ISIS has released a statement claiming that 26-year-old American Kayla Jean Mueller, the group's only remaining American hostage, was killed by Jordanian airstrikes. That might be true, but we should assume they are lying.
ISIS uses its hostages executions for propaganda purposes. So while ISIS is undoubtedly carrying out brutal murders of innocent hostages, the group's claims about the circumstances of those killings — when they took place, what precipitated them, and what could have averted them — are intended to manipulate. And the group has repeatedly lied in the past.
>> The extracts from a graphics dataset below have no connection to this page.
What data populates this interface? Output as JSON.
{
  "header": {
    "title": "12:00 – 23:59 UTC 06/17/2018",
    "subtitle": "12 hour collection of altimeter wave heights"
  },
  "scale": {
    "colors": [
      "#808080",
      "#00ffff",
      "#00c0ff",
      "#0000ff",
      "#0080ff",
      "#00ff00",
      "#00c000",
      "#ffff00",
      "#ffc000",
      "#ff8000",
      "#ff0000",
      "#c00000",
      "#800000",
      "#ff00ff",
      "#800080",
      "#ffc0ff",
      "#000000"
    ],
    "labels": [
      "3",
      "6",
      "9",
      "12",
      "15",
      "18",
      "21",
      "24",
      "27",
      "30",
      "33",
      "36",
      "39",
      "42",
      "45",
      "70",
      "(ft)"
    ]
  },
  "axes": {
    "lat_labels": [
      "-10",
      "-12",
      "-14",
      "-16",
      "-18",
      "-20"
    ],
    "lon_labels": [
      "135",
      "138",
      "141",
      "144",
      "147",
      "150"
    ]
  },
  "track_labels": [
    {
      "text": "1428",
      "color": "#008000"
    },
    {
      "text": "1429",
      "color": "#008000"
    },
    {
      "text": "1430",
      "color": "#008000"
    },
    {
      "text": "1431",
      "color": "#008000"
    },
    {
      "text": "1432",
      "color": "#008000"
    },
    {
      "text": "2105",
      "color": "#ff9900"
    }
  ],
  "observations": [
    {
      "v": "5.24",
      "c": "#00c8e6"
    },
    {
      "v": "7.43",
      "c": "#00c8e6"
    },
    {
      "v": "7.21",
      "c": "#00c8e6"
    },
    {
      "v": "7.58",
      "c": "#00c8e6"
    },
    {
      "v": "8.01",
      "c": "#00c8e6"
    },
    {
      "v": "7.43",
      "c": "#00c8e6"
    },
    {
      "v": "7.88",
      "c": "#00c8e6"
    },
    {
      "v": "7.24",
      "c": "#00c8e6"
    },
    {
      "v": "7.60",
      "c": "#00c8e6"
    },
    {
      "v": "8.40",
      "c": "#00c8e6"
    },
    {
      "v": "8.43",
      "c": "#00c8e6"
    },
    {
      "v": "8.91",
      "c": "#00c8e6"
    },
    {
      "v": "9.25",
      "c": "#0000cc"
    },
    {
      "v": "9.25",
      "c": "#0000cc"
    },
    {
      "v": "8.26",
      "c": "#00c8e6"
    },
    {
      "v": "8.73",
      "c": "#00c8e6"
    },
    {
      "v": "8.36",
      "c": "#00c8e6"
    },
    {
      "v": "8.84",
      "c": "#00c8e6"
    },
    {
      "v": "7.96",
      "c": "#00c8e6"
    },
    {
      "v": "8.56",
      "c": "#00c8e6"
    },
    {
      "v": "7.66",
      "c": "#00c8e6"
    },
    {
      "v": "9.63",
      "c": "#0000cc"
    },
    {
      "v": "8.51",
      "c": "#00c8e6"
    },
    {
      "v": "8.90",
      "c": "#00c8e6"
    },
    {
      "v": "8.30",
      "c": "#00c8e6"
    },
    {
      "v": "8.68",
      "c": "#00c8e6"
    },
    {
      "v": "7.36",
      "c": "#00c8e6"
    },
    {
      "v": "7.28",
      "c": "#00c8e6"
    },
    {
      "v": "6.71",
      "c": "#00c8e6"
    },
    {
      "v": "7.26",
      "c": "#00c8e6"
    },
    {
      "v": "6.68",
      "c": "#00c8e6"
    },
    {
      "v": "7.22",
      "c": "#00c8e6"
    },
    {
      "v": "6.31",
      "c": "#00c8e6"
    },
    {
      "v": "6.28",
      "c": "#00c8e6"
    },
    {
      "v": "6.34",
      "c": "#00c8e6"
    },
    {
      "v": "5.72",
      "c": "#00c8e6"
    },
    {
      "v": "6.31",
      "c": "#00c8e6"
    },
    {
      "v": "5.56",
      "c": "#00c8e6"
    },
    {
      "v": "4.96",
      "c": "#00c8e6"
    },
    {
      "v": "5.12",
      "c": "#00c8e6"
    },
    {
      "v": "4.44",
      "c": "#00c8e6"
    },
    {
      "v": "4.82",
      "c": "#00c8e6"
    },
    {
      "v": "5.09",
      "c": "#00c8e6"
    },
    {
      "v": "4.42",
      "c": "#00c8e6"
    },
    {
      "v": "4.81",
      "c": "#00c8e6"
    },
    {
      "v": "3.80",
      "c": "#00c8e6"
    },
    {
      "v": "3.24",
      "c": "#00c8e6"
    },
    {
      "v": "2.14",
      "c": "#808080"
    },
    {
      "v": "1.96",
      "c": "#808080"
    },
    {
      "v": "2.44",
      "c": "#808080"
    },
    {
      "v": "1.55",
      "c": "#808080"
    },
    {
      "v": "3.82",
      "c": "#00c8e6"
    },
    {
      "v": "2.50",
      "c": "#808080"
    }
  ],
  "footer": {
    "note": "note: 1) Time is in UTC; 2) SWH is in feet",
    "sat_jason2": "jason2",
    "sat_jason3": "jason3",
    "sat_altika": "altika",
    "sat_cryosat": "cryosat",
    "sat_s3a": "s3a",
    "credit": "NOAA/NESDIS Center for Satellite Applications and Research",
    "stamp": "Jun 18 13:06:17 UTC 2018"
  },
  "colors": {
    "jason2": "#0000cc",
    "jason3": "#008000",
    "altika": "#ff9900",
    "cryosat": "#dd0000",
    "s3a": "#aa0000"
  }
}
The propaganda purpose of ISIS's brutal executions
ISIS uses filmed hostage executions and other atrocities as a tool to increase its political power. "By publicizing its brutality," a recent UN report concluded, "the so-called ISIS seeks to convey its authority over its areas of control, to show its strength to attract recruits, and to threaten any individuals, groups or States that challenge its ideology."
This latest claim is no exception. ISIS released a statement on February 6 saying that Mueller, a 26-year-old Arizona woman who had been doing aid work in Syria, had been killed this week during Jordanian airstrikes on the northern Syrian city of Raqqa. ISIS claimed that "The failed Jordanian aircraft killed an American female hostage," and "no mujahid was injured in the bombardment, and all praise is due to Allah."
The intended message was clear. The statement was supposed to convey that ISIS is invincible, and that the Jordanian airstrikes, which were intended to avenge the death of a previous hostage, Jordanian pilot Moaz al-Kasasbeh, had only succeeded in killing another prisoner. It may also have been intended to split the US-led coalition by implying that Jordan had been responsible for the death of an American.
Don't believe all of ISIS's claims
It's possible that ISIS's claims about the circumstances of the young woman's death are true. But they have not released any proof, and their statement is so carefully tailored to the group's propaganda message that it lacks credibility. In that regard, it's of a piece with the group's actions in the past.
For one thing, it is awfully convenient that Jordanian airstrikes would have only killed the American hostage, but not a single ISIS fighter (the "mujahid" referenced in the statement). Furthermore, ISIS has a well-established track record of releasing photographs and videos of its dead hostages. If she had indeed been killed in the airstrikes, they would presumably have released images proving that.
ISIS also has a track record of lying about the timing of its hostage executions. In January the group engaged in weeks of negotiations with the Jordanian government for Kasasbeh's release, but failed to produce proof that he was still alive. Although ISIS did not publish its footage of Kasasbeh's death until February 3, the Jordanian government believes that he was murdered a month earlier.
Those lies are not just manipulative, they are cruel. They prolong the pain of the hostages' families. ISIS's continued demands and bad-faith negotiations offer the illusion that something can be done to save their loved ones, when in fact all has already been lost. Kasasbeh's widow, for instance, apparently held out hope that negotiations would succeed, and only learned of his death when it was reported on the news.
As of now, the young American hostage's death has not been confirmed. But the sad truth is that if she is dead, that may have happened long before Jordan's airstrikes even began.